AG Barr, the drinks maker behind Scotland’s favourite orange beverage, was off to a good start this year.
In July, the Irn-Bru and Rubicon firm announced it was expecting full-year profit to be ahead of pre-pandemic levels. AG Barr attributed a successful rebound to more “on the go” shoppers who were back out and about, grabbing a beverage en-route to work or a day out shopping.
The hospitality sector was also to thank, with restaurants reopening doors and stocking up on its soft drinks.
Profits for the first half of the year are expected to be £134m, an 18% increase from last year.
Though looking forward, AG Barr’s second half might fizz out.
As the UK continues to face a CO2 shortage, several suppliers have now shut down factories in an effort to cope with record-high natural gas costs.
So it’s a battle to capture some of the little remaining CO2 on the market. And as demand for the gas increases, AG Barr’s profit margins could take a hit. Especially since the firm was already predicting a weaker second half even before all this talk of “we’re running out of everything” took off.
Next pulled off an impressively swift transition from physical to digital throughout the pandemic.
Even once retail reopened back in April, the firm’s first-quarter online sales were still vastly outperforming bricks and mortar revenue.
Though Next was adamant the growth wasn’t as simple as transferred spend from shoppers now preferring online shopping to its retail locations.
The big drivers for digital sales were Next’s homeware and childrenswear, as well as an uptick in overseas sales.
But investors may be worried the UK’s transition back into offices will mean the initial pandemic spend on decorating and sprucing up the house will decline. And as the UK’s consumer confidence number took a tumble this month, discretionary spending could be about to take a hit.
But the real question on investors’ minds will surely be around dividends.

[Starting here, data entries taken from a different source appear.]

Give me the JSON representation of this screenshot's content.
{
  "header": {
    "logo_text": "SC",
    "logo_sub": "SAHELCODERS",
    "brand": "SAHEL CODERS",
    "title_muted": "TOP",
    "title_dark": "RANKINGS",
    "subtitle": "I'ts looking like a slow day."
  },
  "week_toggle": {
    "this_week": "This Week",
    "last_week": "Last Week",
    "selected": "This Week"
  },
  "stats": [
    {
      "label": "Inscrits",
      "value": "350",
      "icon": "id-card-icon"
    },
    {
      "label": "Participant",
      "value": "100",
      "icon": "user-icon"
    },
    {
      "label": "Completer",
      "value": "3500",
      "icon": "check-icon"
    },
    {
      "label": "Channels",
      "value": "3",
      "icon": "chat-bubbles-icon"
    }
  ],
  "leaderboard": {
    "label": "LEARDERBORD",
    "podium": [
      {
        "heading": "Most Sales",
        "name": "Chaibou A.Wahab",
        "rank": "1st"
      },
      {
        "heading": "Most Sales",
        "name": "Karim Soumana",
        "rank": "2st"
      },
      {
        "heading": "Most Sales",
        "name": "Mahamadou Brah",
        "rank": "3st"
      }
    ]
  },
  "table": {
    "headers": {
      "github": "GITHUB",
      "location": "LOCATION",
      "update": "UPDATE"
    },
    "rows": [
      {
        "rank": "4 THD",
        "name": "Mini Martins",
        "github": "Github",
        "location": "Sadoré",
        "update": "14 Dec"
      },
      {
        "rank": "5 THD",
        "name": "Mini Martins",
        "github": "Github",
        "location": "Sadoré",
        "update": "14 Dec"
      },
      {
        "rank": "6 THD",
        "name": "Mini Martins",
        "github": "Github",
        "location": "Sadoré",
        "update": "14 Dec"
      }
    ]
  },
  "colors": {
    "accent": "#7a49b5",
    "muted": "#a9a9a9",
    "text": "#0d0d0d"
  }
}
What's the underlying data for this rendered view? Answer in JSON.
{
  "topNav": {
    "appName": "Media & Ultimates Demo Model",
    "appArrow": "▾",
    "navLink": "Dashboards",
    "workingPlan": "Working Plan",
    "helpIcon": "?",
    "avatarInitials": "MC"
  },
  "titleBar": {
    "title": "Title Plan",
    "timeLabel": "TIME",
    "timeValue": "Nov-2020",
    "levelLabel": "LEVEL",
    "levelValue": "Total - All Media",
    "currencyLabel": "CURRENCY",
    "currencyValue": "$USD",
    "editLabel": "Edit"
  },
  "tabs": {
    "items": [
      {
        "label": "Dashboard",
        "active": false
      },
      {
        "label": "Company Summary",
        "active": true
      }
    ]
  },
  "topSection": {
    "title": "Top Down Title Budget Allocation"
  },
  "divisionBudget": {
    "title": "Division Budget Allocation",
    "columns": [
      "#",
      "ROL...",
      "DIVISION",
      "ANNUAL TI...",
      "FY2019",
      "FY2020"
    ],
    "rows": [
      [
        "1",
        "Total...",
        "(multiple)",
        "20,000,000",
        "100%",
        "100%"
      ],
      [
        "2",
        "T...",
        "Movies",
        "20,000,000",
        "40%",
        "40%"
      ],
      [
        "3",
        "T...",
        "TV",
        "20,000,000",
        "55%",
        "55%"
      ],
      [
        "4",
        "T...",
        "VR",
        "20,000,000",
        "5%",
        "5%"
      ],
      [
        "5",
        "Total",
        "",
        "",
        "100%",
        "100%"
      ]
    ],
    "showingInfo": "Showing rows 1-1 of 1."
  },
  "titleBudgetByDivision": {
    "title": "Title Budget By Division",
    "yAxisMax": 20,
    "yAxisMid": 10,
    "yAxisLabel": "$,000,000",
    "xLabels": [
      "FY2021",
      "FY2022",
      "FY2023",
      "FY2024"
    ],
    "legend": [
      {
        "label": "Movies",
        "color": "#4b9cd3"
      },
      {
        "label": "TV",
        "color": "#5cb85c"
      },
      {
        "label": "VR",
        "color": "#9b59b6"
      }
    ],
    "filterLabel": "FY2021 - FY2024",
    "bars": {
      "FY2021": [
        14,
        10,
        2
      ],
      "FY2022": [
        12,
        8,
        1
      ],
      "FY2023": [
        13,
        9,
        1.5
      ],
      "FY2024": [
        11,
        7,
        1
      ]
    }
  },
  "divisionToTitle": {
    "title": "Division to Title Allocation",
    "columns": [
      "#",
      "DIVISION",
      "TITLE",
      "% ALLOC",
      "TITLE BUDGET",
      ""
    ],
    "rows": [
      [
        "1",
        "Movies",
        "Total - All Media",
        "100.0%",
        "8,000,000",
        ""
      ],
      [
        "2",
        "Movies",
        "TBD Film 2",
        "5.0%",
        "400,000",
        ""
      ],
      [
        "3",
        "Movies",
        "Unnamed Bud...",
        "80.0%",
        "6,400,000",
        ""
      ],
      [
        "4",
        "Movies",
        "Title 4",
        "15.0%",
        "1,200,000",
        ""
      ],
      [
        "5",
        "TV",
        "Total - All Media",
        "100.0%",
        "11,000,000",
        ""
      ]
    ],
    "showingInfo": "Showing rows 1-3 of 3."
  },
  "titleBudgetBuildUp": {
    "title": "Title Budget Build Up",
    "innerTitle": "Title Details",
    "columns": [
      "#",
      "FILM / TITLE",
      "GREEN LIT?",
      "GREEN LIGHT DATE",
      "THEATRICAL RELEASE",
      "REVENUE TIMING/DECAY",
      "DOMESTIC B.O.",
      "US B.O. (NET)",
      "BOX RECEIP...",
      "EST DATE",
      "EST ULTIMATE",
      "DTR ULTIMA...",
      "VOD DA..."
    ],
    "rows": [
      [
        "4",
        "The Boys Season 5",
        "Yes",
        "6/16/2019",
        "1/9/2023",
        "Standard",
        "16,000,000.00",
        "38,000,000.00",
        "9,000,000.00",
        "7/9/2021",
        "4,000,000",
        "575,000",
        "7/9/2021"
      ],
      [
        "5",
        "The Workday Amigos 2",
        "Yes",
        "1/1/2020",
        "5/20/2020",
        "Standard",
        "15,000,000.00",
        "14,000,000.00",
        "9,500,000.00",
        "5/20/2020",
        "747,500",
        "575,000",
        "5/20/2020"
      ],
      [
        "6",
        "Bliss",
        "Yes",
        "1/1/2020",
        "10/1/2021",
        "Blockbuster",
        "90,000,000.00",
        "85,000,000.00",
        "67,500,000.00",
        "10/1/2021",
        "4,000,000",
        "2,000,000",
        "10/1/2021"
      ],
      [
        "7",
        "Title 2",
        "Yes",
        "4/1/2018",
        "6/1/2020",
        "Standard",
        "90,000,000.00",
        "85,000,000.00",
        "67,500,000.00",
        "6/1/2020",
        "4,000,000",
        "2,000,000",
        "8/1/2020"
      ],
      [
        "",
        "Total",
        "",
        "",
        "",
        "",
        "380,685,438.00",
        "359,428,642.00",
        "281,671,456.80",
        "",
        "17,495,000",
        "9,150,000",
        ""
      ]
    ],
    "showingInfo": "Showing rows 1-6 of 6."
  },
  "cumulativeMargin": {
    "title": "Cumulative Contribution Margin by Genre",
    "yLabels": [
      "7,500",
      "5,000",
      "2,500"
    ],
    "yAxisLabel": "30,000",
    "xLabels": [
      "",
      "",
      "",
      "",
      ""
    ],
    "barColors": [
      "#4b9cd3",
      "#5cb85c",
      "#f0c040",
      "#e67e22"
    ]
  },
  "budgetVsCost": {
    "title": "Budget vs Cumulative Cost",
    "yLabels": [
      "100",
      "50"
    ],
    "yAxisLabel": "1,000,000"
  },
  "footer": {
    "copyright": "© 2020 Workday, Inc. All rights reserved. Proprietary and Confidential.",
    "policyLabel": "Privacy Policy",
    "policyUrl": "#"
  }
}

Earlier in the year, Next announced it would return £240m to shareholders. With £140m already paid out earlier this month, the retailer said the remainder will get doled out to shareholders in January.
That’s not nailed on though. Surprise, surprise - the retailer’s yet another to be dealing with freight capacity issues, materials shortages and not enough lorry drivers.
That’s a good fleet of excuses if Next’s looking for some scapegoats, should it decide not to stick to the dividend plan.